Monday, February 28, 2011
Well, I can for sure say that stress is my downfall. I am totally a stress eater. When life gets too much for me...I can't get enough food. Of course, I don't eat the healthy stuff even when it's right there in my fridge. I have carrots and hummus, milk, water, chicken breast already grilled with seasoning, spinach, strawberries, bananas, apples, sweet potatoes, grapefruit, 12 grain bread and peanut butter, fish, broccoli and that's just to name a few of the things readily available...what do I do, jump in the car specifically for a trip to whatever fast food place sounds good. If I didn't have to tote the kids in and out of the car I would make a special trip to subway for a salad (because I view their's as better than mine even though I have the same ingredients in my fridge), but there is no drive thru, so I skip it and go to McDonalds or Runza (a Nebraska chain). I get a Dr. Pepper that I don't even want, eat a few fries (unless it's Runza where I will eat ALL of the fries), and then chomp down a burger and maybe a few left over chicken nuggets from the kids. If I'm being really bad I'll swing through Starbucks. This is my typical binge when I'm stressed. Eating like this can last from one meal, to a string of meals over a week time. Usually after a week I'm done with the binge and back to my healthy eating.
I know stress reducing techniques and I use them on a daily basis, but sometimes everything comes crashing down all at once...you've had that happen?
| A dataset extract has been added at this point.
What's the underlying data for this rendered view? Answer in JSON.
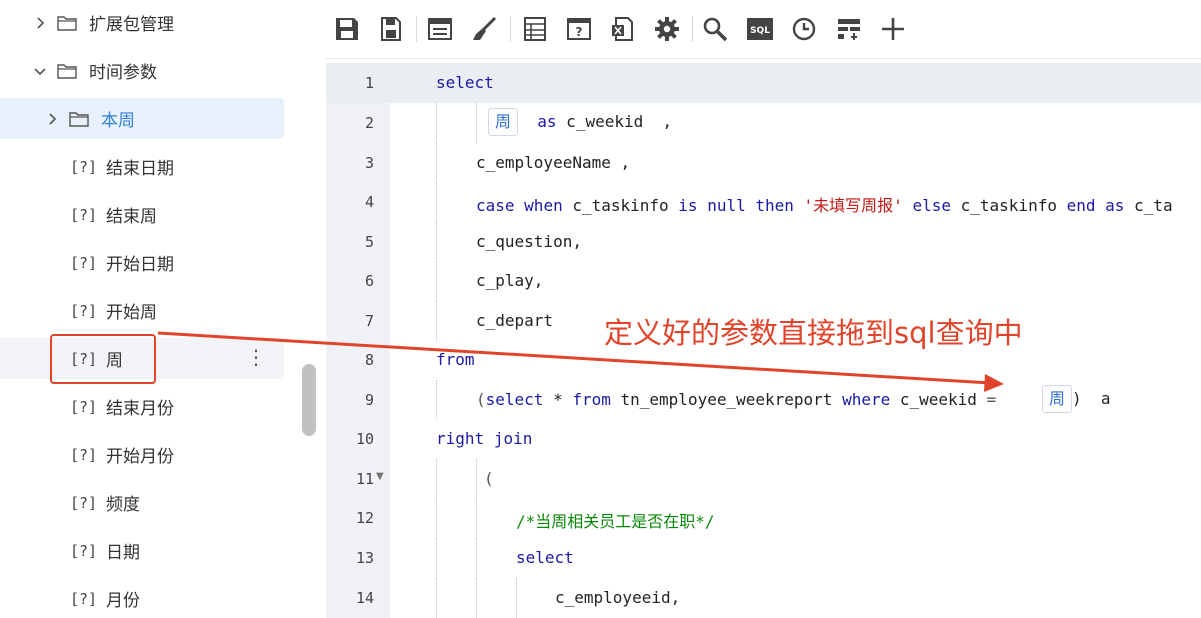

Right? Last week a close friend went into the ICU for heart problems (he's being released today!!), I had an important paper due for my Masters course, I have 2 little ones under the age of 3 who pick up on my stress and act out accordingly (I do not blame them for this), I have, like so many people, a bit of money trouble, my husband is deployed, I had a military conference to attend, I'm having trouble finding someone to fix my roof on my budget (which means volunteers for free) and I can't find any me time through all of this. Finally it all hit me and I had a good 4 or 5 days of crap eating.
Good news...I have lots of people who support me, even though I don't always recognize it when I'm in my stress filled frenzy, I have people who will do anything for me, I have a great family, I'm lucky that I get to talk to my husband almost daily, even if it is only IM on facebook. I know how to eat healthy, I have a personal trainer who is teaching me some great strength training, I have the opportunity to further my education, I have a house, I just paid off my car and I have so many resources to help me with most things I need assistance with.
I'll continue to work on my stress eating. I know it's there, but it's going to take time. I don't want to admit I'll have my bad days and weeks, but I will. I know they will be there and I won't beat myself up for it. I accept it, and I'm doing my best to learn what causes the stress so I can avoid it in the future. Since last week, I've already gained some insights on things I can change and I'll be doing that as well as reaching out for some additional assistance that I've learned exists.